Tuesday, November 27, 2018

Day 53: New teaching strategies.

AP CSP 

I wanted to review some programming concepts before going back to programming. They are still struggling with functions. They don't know how to use parameters in them. I did a little review with students before we started in my 2nd hour. That help a lot in my 2nd hour.

They also struggled with reading the questions. I think it would be better to add images to help them imagine what the product should look like or have concrete examples of function calls and what it produces. Right now, I have simplified the "how to use parameters" lesson to 3 parts:

  1. You need to define a function with parameters
  2. You need to use those parameter names inside your function definition
  3. When you call that function you need to give values for those parameters. 
That checklist seems to help but I think next year I would do a code-along on this day on one of the tasks to model the thinking process.  I might do that at the start of the hour tomorrow...

In terms of the actual problems:

  • The Olympic rings also had students take the easy way out without overlapping. I let that pass. 
  • The ZigZag was tricky too - originally I made that strech across the whole screen which is TOUGH mathematically (and impossible for some inputs) but that could be a cool challenge problem. 

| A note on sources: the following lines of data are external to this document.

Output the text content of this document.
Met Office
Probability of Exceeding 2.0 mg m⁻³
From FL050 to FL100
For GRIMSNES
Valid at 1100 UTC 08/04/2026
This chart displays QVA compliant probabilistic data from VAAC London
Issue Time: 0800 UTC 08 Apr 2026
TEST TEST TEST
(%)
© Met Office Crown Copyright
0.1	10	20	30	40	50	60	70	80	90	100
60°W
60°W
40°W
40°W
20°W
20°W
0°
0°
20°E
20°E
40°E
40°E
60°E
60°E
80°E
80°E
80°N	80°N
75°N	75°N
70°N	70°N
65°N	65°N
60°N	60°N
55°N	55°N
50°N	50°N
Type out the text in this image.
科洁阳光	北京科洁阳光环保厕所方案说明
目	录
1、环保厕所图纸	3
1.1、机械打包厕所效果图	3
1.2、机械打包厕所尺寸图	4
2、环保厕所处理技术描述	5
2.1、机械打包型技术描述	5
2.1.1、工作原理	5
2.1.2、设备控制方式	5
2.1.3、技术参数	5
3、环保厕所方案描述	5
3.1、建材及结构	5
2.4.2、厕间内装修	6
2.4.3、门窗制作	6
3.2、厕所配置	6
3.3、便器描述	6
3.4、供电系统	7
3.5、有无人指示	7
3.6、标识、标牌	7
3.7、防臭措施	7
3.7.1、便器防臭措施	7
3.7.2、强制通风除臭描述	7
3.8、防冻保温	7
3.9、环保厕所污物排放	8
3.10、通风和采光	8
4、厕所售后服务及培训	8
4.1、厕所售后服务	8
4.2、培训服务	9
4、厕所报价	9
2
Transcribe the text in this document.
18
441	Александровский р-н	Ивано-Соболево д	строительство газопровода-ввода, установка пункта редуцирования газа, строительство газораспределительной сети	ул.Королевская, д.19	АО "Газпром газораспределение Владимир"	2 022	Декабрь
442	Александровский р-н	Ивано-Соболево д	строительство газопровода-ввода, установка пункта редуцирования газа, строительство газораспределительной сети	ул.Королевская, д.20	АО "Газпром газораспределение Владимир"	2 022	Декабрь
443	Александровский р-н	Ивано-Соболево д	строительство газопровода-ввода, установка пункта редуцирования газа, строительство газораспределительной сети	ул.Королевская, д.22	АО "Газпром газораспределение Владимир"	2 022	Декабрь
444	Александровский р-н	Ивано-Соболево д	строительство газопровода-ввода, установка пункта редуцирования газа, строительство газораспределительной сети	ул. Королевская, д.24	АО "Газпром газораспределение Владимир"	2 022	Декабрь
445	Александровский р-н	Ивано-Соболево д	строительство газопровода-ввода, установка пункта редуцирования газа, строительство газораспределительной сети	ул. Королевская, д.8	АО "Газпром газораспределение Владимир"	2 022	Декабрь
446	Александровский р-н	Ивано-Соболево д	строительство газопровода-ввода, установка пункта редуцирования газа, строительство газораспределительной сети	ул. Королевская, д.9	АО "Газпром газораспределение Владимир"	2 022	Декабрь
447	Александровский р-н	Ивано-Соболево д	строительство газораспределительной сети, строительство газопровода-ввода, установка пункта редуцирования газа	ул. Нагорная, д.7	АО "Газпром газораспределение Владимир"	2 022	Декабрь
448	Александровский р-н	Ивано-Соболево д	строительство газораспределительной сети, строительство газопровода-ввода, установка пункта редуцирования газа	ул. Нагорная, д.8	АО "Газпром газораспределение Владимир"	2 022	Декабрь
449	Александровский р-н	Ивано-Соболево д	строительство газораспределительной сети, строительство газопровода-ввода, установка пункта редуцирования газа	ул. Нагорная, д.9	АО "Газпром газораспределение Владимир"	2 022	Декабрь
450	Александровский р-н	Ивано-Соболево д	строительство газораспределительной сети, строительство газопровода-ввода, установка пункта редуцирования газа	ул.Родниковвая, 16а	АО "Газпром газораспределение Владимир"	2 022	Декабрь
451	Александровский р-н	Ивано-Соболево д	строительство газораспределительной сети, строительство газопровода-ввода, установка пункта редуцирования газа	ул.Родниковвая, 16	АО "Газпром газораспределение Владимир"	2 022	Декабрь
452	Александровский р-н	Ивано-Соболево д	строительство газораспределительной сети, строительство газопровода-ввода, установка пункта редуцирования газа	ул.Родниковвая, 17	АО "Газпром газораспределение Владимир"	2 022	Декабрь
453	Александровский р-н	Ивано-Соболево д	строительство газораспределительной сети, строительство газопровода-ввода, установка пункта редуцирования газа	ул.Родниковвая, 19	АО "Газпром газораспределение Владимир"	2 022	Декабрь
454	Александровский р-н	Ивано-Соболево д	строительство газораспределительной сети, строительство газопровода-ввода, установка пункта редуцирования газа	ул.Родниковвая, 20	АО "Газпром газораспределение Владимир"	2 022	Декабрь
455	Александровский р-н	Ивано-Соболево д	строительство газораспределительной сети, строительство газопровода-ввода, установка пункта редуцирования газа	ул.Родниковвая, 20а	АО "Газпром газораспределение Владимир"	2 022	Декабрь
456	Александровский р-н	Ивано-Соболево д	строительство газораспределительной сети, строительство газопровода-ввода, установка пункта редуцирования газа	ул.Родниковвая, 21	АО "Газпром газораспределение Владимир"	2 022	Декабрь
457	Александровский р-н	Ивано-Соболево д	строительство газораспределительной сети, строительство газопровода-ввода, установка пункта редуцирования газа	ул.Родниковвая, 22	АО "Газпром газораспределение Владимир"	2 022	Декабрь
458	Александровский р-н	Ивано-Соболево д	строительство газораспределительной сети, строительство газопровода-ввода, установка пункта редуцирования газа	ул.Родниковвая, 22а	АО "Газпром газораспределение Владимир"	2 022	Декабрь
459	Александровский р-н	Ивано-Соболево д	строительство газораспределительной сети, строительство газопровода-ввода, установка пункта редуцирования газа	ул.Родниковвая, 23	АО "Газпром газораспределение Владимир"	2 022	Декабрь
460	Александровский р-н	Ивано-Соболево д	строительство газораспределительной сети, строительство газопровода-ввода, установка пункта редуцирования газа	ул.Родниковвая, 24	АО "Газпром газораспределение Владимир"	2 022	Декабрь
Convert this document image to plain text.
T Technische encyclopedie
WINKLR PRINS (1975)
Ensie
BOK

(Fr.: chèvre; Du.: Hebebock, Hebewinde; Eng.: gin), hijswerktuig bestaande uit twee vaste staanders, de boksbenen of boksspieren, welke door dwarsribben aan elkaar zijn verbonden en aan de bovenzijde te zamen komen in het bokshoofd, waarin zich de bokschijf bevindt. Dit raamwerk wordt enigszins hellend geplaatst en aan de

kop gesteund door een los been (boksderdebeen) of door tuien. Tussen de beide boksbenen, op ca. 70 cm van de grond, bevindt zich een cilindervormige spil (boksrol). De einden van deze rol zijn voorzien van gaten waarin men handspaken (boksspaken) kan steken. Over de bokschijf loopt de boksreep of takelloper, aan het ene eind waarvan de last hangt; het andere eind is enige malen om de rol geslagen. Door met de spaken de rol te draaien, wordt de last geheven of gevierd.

Honestly, students did struggle productively during this time. We did pair programming which helped. I was happy to SEE the struggle. Sometimes when students are on computers it is hard to see them wrestling with the ideas.

I ended with a "Pair Programming Exit Ticket" based on some things I had seen on Twitter.  I will need to review that data before I can comment on it.


AP CSA 
Taking a page from Dan Schnieder, I had students "fix my code". You can find the files here. Essentially I gave them nested loop problems that didn't work and they needed to fix them.

 

I also had students do an "unplugged warm up" on paper to help trace code in nested for loops. That was also a win. It forced students to think.

Based on the student feedback, I had students do more reflection in a google quiz.  Again, I need to review it.


Geometry
In Geometry, we derived the Exterior Angle Theorem. Students did 3 problems and we noticed the same numbers kept popping up. I asked, is there a short cut we could use here.

One student said "the outside angle is the sum of the two given angles". I gave her a problem like this...

... She said that's not what she meant. So then together we proved the Exterior Angle Theorem and then I displayed it on the board and it is REALLY wordy. Gross wordy. We re-framed it in what we just saw.


To be honest, this seems like a goofy theorem to prioritize.  Students can derive everything by just knowing triangle angle sum and that a linear pair is supplementary. I think next year I might not even show this slide.

From there, I have students an exit ticket and said I would give them their homework when they got the exit ticket right. I love this strategy, I get 100% participation on exit tickets and students get started right away on homework.  It is like they think it is a "treat" to do their homework.